If you are not familiar with Kurzweil's Singularity prediction take a few minutes and let him explain it to you:

This notion of technology and religion has had me thinking of a few other parallels. First, lets consider some key attributes most western religions ascribe to God. Primarily, according to most monotheistic religions God is omnipresent and omnipotent. In other words, God knows all and can do anything. Consider the internet and how we have been increasingly giving it eyes to see and ears to hear. First it was motors, then it was transistors, later it was microchips, today it is sensors that are propagating through the technosphere giving what Kevin Kelly refers to as the One Machine the ability to have senses. Whats more, we have been deploying these sensors and feeding the data they collect through mobile technologies that most of us carry with us.

So, we have over a billion computers currently networked to create the Internet and now it has the ability to sense much of what is around it. It is predicted that soon we will have enough microchips networked as part of this "One Machine" to equal or surpass the number of neurons in the human brain. Already the number of links between websites surpasses the number of synapses in the human brain.

Kevin Kelly also presents technology as the seventh kingdom of life:

If I follow this line of thought, through building this "One Machine" and giving it the ability to sense it's surroundings we have essentially created a synthetic life form within this 7th Kingdom with god-like omnipresence.
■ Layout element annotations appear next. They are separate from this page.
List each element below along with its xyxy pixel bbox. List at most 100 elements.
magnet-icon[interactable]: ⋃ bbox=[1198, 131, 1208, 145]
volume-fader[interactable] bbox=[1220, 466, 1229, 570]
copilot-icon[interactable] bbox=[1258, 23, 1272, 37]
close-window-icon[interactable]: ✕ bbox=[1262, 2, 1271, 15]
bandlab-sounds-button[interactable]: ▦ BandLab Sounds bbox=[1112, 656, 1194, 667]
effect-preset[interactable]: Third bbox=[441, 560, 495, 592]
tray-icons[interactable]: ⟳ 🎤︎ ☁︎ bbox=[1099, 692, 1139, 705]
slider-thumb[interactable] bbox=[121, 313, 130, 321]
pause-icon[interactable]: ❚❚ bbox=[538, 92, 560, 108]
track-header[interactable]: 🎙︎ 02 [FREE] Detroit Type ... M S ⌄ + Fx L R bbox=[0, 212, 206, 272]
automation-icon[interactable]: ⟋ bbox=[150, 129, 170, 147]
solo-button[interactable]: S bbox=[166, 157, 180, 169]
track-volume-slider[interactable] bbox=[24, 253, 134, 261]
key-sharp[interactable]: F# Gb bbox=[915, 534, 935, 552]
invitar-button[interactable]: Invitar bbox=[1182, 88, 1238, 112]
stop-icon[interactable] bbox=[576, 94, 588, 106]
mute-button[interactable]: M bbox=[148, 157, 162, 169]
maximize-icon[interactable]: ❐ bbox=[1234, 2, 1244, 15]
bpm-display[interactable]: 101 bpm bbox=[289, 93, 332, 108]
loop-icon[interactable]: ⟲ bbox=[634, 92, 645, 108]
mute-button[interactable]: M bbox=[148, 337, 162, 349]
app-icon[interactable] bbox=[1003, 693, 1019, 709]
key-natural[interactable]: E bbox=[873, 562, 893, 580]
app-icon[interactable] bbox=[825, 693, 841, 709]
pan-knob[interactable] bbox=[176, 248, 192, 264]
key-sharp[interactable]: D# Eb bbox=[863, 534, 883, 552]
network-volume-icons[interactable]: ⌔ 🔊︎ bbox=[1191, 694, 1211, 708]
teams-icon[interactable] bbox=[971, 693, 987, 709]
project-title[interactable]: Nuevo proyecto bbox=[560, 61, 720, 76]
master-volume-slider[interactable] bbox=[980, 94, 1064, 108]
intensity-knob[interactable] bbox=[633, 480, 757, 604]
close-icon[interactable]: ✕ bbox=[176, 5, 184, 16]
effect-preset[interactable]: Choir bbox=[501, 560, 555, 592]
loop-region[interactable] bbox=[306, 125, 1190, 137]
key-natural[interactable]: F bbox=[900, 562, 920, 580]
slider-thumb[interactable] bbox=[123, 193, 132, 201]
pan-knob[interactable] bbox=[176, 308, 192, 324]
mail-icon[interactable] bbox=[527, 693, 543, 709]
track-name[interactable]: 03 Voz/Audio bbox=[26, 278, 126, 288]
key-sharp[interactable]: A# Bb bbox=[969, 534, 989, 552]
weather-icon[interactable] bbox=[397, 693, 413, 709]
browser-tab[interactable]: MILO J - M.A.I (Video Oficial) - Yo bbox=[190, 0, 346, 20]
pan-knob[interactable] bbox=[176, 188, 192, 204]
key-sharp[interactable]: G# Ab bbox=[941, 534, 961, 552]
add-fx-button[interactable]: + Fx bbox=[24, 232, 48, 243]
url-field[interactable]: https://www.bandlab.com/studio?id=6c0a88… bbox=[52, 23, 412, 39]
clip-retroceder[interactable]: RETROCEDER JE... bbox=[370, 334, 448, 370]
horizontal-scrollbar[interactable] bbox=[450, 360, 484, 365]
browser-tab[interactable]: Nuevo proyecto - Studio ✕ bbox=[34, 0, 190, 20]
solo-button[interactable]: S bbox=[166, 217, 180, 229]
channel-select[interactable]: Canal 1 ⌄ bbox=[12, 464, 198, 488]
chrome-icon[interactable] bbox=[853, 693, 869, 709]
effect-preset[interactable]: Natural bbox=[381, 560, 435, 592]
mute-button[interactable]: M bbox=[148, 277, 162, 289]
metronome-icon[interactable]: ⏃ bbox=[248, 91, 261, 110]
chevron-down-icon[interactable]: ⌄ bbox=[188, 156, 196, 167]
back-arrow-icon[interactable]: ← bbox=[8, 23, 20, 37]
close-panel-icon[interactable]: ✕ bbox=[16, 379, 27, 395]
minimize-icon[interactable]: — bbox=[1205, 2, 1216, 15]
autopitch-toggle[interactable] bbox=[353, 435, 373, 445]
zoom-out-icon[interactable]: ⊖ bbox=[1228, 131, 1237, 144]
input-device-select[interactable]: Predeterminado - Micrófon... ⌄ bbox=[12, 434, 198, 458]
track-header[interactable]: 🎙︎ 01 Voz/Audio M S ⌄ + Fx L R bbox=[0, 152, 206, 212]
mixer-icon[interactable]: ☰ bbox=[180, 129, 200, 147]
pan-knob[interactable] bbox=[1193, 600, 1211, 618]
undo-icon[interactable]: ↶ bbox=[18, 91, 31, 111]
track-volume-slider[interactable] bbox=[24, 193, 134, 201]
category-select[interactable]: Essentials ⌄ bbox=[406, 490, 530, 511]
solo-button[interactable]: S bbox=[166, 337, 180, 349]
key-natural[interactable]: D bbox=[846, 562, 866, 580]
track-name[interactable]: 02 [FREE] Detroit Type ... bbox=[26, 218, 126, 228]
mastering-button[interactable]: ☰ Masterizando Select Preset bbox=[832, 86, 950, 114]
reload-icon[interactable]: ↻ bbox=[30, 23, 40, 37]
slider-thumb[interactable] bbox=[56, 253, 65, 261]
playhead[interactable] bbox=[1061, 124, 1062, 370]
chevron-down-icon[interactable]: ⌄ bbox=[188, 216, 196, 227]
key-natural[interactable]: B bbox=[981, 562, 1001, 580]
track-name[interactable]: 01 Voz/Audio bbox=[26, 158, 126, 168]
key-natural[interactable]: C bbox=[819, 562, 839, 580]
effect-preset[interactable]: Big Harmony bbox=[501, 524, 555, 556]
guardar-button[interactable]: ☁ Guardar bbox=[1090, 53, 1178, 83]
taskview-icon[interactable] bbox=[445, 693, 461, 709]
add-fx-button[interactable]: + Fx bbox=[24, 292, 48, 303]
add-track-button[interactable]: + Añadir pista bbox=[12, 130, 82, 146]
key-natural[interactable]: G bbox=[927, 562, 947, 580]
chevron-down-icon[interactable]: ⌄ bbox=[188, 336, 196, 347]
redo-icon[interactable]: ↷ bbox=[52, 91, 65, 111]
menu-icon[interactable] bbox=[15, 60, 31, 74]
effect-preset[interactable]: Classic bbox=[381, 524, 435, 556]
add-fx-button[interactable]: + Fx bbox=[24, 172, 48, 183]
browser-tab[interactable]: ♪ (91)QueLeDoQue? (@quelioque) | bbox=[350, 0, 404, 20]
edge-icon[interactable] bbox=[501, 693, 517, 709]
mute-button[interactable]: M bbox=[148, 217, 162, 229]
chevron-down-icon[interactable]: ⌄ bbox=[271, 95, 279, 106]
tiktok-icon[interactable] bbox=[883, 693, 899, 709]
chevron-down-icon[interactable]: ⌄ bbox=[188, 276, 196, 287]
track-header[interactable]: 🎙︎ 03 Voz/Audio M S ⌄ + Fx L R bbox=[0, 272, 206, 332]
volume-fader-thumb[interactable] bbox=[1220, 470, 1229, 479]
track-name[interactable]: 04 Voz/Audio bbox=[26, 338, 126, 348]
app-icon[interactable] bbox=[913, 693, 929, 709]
And, since "The Machine is Us" (to quote Mike Wesch) we draw closer through our use of the psudo-omnipresent machine to the ability as a species to be psudo-omnipotent.

Juxtapose this with the latest development by Craig Venter's research team where they were able to create actual synthetic life forms in the lab with their own programmed DNA and imagine the convergence of the technological with the biological:

It is usually explained that Apple Computers took their company name after Newton's Apple but perhaps it was really Eve's apple that was the inspiration. After all, in that Biblical story Eve's apple represented forbidden knowledge and by taking a bite Adam and Eve would be able to know what God knows. Or perhaps it was both. The bite out of the apple in Apple Computer's later logo suggests that this Biblical reference theory might hold water.

Of course, why limit the analogy and parallels to Judeo-Christian theology? The company Promethean is a little bit more explicit about their namesake naming their company after the Greek god Prometheus who is credited with bringing technology (fire) to people on Earth.

So, what does this all mean? I don't know. Is this a new religion? I don't know. What I do know is every day I pass an Amish farm on my way to work as a technology integration specialist and every time I do it causes me to ponder these kinds of thoughts. Perhaps we have constructed the most incredible golden calf.
Or maybe not.

1 comment:

Mrs. Tenkely said...

Interesting. I have to think on this one a while. I don't know what conclusion I have come to after watching those clips. Certainly there are a lot of parallels, and there are people who treat their technology as a religion.